Handbook of Face Recognition

Stan Z. Li and Anil K. Jain. 2011. Chapter 1: Introduction. In Handbook of Face Recognition (2nd. ed.). Springer Publishing Company, Incorporated.

Chapter 1: Introduction

This book is aimed at students and practitioners of face recognition, focusing on advanced tutorials, surveys of methods, and a guide to current (2011) technology. Chapter 1 is focused on components of facial analysis, such as detection and tracking, and major technical challenges to building a system. Face recognition tasks are largely motivated by pragmatic and pratical applications, particularly targeting biometrics, security, authentication, and multimedia management. The authors discuss the advantages of face recognition over other bioemtric technologies as "natural, nonintrusive, and easy to use."

Face recognition operates in two modes: (1) face verification (authentication) or (2) face identification (recognition). Verification involves confirming a 1-to-1 match against a face image whose identity a person is claiming. Recognition involves a one-to-many match that queries against all faces in a database to determine who the face belongs to. Face recognition may also be one-to-few, like comparing a face against a pre-tailored list of potentials (e.g., suspects). The performance of facial analysis systems works best under constrained conditions - it is much less accurate in unconstrained conditions that have varied lighting, angles, expressions, occlusion, etc.

How it Works

A common pipeline for face recognition algorithms is as follows: image/video is inputted > a face is detected/tracked > face alignment processing > feature extraction on the aligned face > feature matching to a database of faces > face ID (or lack thereof).

Face alignment: "is aimed at achieving more accurate localization and at normalizing faces ... Facial components, such as eyes, nose, and mouth and facial outline, are located; based on the location points, the input face image is normalized with respect to geometrical properties, such as size and pose, using geometrical transforms or morphing. The face is usually further normalized with respect to photometrical properties such illumination and gray scale."
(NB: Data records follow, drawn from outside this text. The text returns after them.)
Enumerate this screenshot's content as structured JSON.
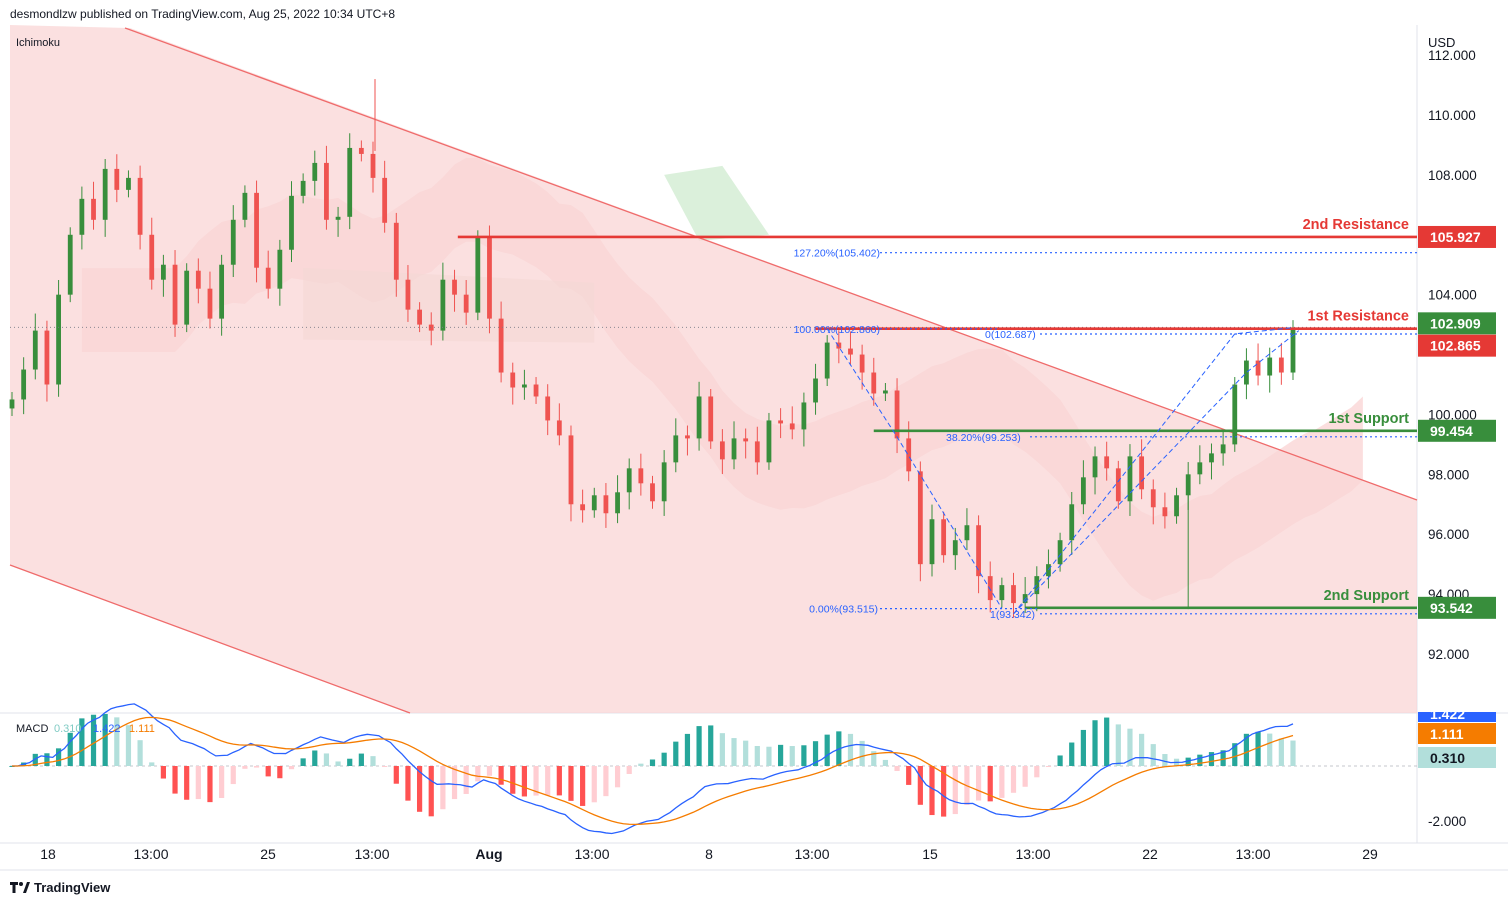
{
  "header": {
    "published": "desmondlzw published on TradingView.com, Aug 25, 2022 10:34 UTC+8"
  },
  "footer": {
    "brand": "TradingView"
  },
  "colors": {
    "bull": "#26a69a",
    "bull_dark": "#388e3c",
    "bear": "#ef5350",
    "resistance": "#e53935",
    "support": "#388e3c",
    "fib": "#2962ff",
    "macd_line": "#2962ff",
    "signal_line": "#f57c00",
    "cloud_red": "#f8c3c3",
    "cloud_green": "#d7eed7",
    "channel": "#f9d6d6"
  },
  "chart_data": [
    {
      "type": "candlestick",
      "indicator": "Ichimoku",
      "currency": "USD",
      "x_ticks": [
        "18",
        "13:00",
        "25",
        "13:00",
        "Aug",
        "13:00",
        "8",
        "13:00",
        "15",
        "13:00",
        "22",
        "13:00",
        "29"
      ],
      "y_ticks": [
        "112.000",
        "110.000",
        "108.000",
        "104.000",
        "100.000",
        "98.000",
        "96.000",
        "94.000",
        "92.000"
      ],
      "ylim": [
        90.2,
        112.8
      ],
      "price_labels": [
        {
          "value": 105.927,
          "text": "105.927",
          "color": "#e53935"
        },
        {
          "value": 102.909,
          "text": "102.909",
          "color": "#388e3c"
        },
        {
          "value": 102.865,
          "text": "102.865",
          "color": "#e53935"
        },
        {
          "value": 99.454,
          "text": "99.454",
          "color": "#388e3c"
        },
        {
          "value": 93.542,
          "text": "93.542",
          "color": "#388e3c"
        }
      ],
      "levels": [
        {
          "name": "2nd Resistance",
          "value": 105.927,
          "color": "#e53935"
        },
        {
          "name": "1st Resistance",
          "value": 102.865,
          "color": "#e53935"
        },
        {
          "name": "1st Support",
          "value": 99.454,
          "color": "#388e3c"
        },
        {
          "name": "2nd Support",
          "value": 93.542,
          "color": "#388e3c"
        }
      ],
      "fib_labels": [
        {
          "text": "127.20%(105.402)",
          "value": 105.402
        },
        {
          "text": "100.00%(102.860)",
          "value": 102.86
        },
        {
          "text": "0(102.687)",
          "value": 102.687
        },
        {
          "text": "38.20%(99.253)",
          "value": 99.253
        },
        {
          "text": "0.00%(93.515)",
          "value": 93.515
        },
        {
          "text": "1(93.342)",
          "value": 93.342
        }
      ],
      "ohlc_close_path": [
        [
          0,
          100.5
        ],
        [
          2,
          101.5
        ],
        [
          4,
          102.8
        ],
        [
          6,
          101.0
        ],
        [
          8,
          104.0
        ],
        [
          10,
          106.0
        ],
        [
          12,
          107.2
        ],
        [
          14,
          106.5
        ],
        [
          16,
          108.2
        ],
        [
          18,
          107.5
        ],
        [
          20,
          107.9
        ],
        [
          22,
          106.0
        ],
        [
          24,
          104.5
        ],
        [
          26,
          105.0
        ],
        [
          28,
          103.0
        ],
        [
          30,
          104.8
        ],
        [
          32,
          104.2
        ],
        [
          34,
          103.2
        ],
        [
          36,
          105.0
        ],
        [
          38,
          106.5
        ],
        [
          40,
          107.4
        ],
        [
          42,
          104.9
        ],
        [
          44,
          104.2
        ],
        [
          46,
          105.5
        ],
        [
          48,
          107.3
        ],
        [
          50,
          107.8
        ],
        [
          52,
          108.4
        ],
        [
          54,
          106.5
        ],
        [
          56,
          106.6
        ],
        [
          58,
          108.9
        ],
        [
          60,
          108.7
        ],
        [
          62,
          107.9
        ],
        [
          64,
          106.4
        ],
        [
          66,
          104.5
        ],
        [
          68,
          103.5
        ],
        [
          70,
          103.0
        ],
        [
          72,
          102.8
        ],
        [
          74,
          104.5
        ],
        [
          76,
          104.0
        ],
        [
          78,
          103.4
        ],
        [
          80,
          105.9
        ],
        [
          82,
          103.2
        ],
        [
          84,
          101.4
        ],
        [
          86,
          100.9
        ],
        [
          88,
          101.0
        ],
        [
          90,
          100.6
        ],
        [
          92,
          99.8
        ],
        [
          94,
          99.3
        ],
        [
          96,
          97.0
        ],
        [
          98,
          96.8
        ],
        [
          100,
          97.3
        ],
        [
          102,
          96.7
        ],
        [
          104,
          97.4
        ],
        [
          106,
          98.2
        ],
        [
          108,
          97.7
        ],
        [
          110,
          97.1
        ],
        [
          112,
          98.4
        ],
        [
          114,
          99.3
        ],
        [
          116,
          99.2
        ],
        [
          118,
          100.6
        ],
        [
          120,
          99.1
        ],
        [
          122,
          98.5
        ],
        [
          124,
          99.2
        ],
        [
          126,
          99.1
        ],
        [
          128,
          98.4
        ],
        [
          130,
          99.8
        ],
        [
          132,
          99.7
        ],
        [
          134,
          99.5
        ],
        [
          136,
          100.4
        ],
        [
          138,
          101.2
        ],
        [
          140,
          102.4
        ],
        [
          142,
          102.2
        ],
        [
          144,
          102.0
        ],
        [
          146,
          101.4
        ],
        [
          148,
          100.7
        ],
        [
          150,
          100.8
        ],
        [
          152,
          99.2
        ],
        [
          154,
          98.1
        ],
        [
          156,
          95.0
        ],
        [
          158,
          96.5
        ],
        [
          160,
          95.3
        ],
        [
          162,
          95.8
        ],
        [
          164,
          96.3
        ],
        [
          166,
          94.6
        ],
        [
          168,
          93.8
        ],
        [
          170,
          94.3
        ],
        [
          172,
          93.7
        ],
        [
          174,
          94.0
        ],
        [
          176,
          94.6
        ],
        [
          178,
          95.0
        ],
        [
          180,
          95.8
        ],
        [
          182,
          97.0
        ],
        [
          184,
          97.9
        ],
        [
          186,
          98.6
        ],
        [
          188,
          98.2
        ],
        [
          190,
          97.1
        ],
        [
          192,
          98.6
        ],
        [
          194,
          97.5
        ],
        [
          196,
          96.9
        ],
        [
          198,
          96.6
        ],
        [
          200,
          97.3
        ],
        [
          202,
          98.0
        ],
        [
          204,
          98.4
        ],
        [
          206,
          98.7
        ],
        [
          208,
          99.0
        ],
        [
          210,
          101.0
        ],
        [
          212,
          101.8
        ],
        [
          214,
          101.3
        ],
        [
          216,
          101.9
        ],
        [
          218,
          101.4
        ],
        [
          220,
          102.9
        ]
      ]
    },
    {
      "type": "bar",
      "indicator": "MACD",
      "legend_values": [
        "0.310",
        "1.422",
        "1.111"
      ],
      "y_ticks": [
        "-2.000"
      ],
      "price_labels": [
        {
          "value": 1.422,
          "text": "1.422",
          "color": "#2962ff"
        },
        {
          "value": 1.111,
          "text": "1.111",
          "color": "#f57c00"
        },
        {
          "value": 0.31,
          "text": "0.310",
          "color": "#b2dfdb"
        }
      ],
      "ylim": [
        -2.6,
        2.0
      ]
    }
  ]
}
Feature extraction: "is performed to provide effective information that is useful for distinguishing between faces of different persons and stable with respect to the geometrical and photometrical variations."

Recognition results depend greatly on the features extracted from the face image and the classification methods used to distinguish faces. Face localization and normalization are the base of extracting the features.

Face Subspaces

Subspace analysis techniques are based on the notion that class patterns that a researcher is interested in locating (e.g., a face) reside in a subspace of the overall image space. Even a small image has a large number of pixels that can express many pattern classes (e.g., trees, houses, faces). Among these possible configurations, only a few will correspond to a face pattern. "Therefore, the original image representation is highly redundant, and the dimensionality of this representation could be greatly reduced when only the face pattern are of interest."
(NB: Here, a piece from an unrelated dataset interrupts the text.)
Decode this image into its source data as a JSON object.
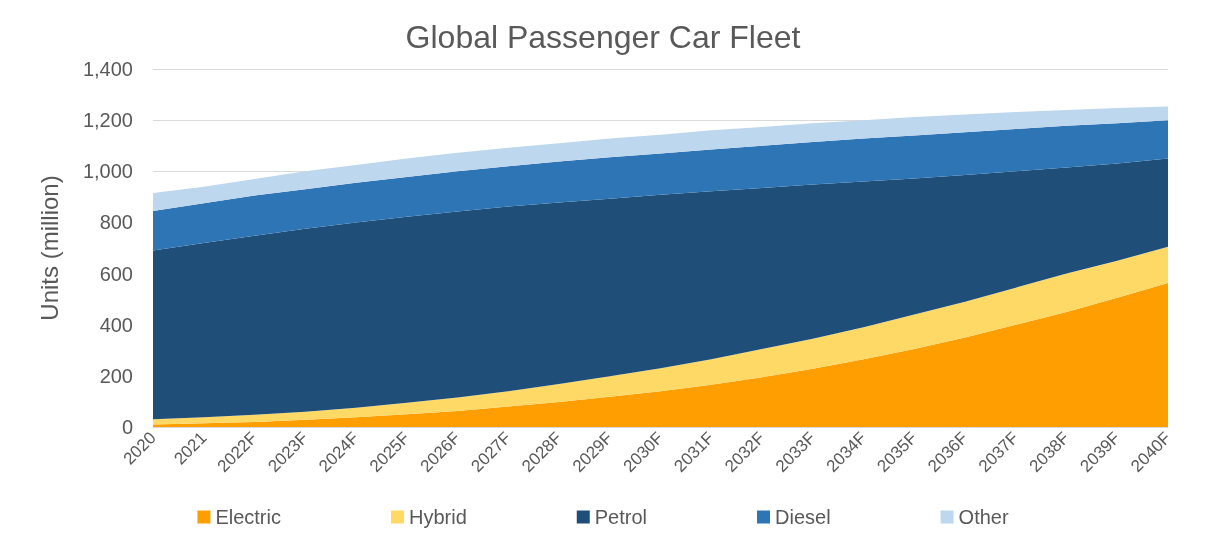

Eigenfaces/PCA: A small number (>40) of eigenfaces are derived from face training data by using PCA or Karhunen-Loeve transform. A single face image is represented as a feature vector (weights) of low dimensionality. "The features in such subspace provide more salient and richer information for recognition than the raw image. The use of subspace modeling techniques has significantly advanced face recognition technology." The face "manifold" accounts for the distribution of faces in an image while the nonface manifold represents everything else.

Technical Challenges

Large variability in facial appearance: This includes angle, illumination, and expression, as well as imaging parameters such as aperture, exposure time, and lens aberrations.

Highly Complex Nonlinear Manifolds: "In a linear subspace, Euclidean distance and more generally Mahalanobis distance, which are normally used for template matching, do not perform well for classifying between face and nonface manifolds and between manifolds of individuals ... This crucial fact limits the power of the linear methods to achieve highly accurate face detection and recognition."

High Dimensionality and Small Sample Size: "the number of examples per person (typically fewer than 10, even just one) available for learning the manifold is usually much smaller than the dimensionality of the image space; a system trained on so few examples may not generalize well to unseen instances of the face."

Technical Solutions

Two solutions to the technical problems faced above:
(1) feature extraction for constructing a "good" feature space where face manifolds become simpler, through two-steps of processing (normalizing faces geometrically and photometrically, and "extract features in the normalized images which are stable with respect to such variations, such as based on Gabor wavelets");
(2) "construct classification engines able to solve difficult nonlinear classification and regression problems in the feature space and to generalize better."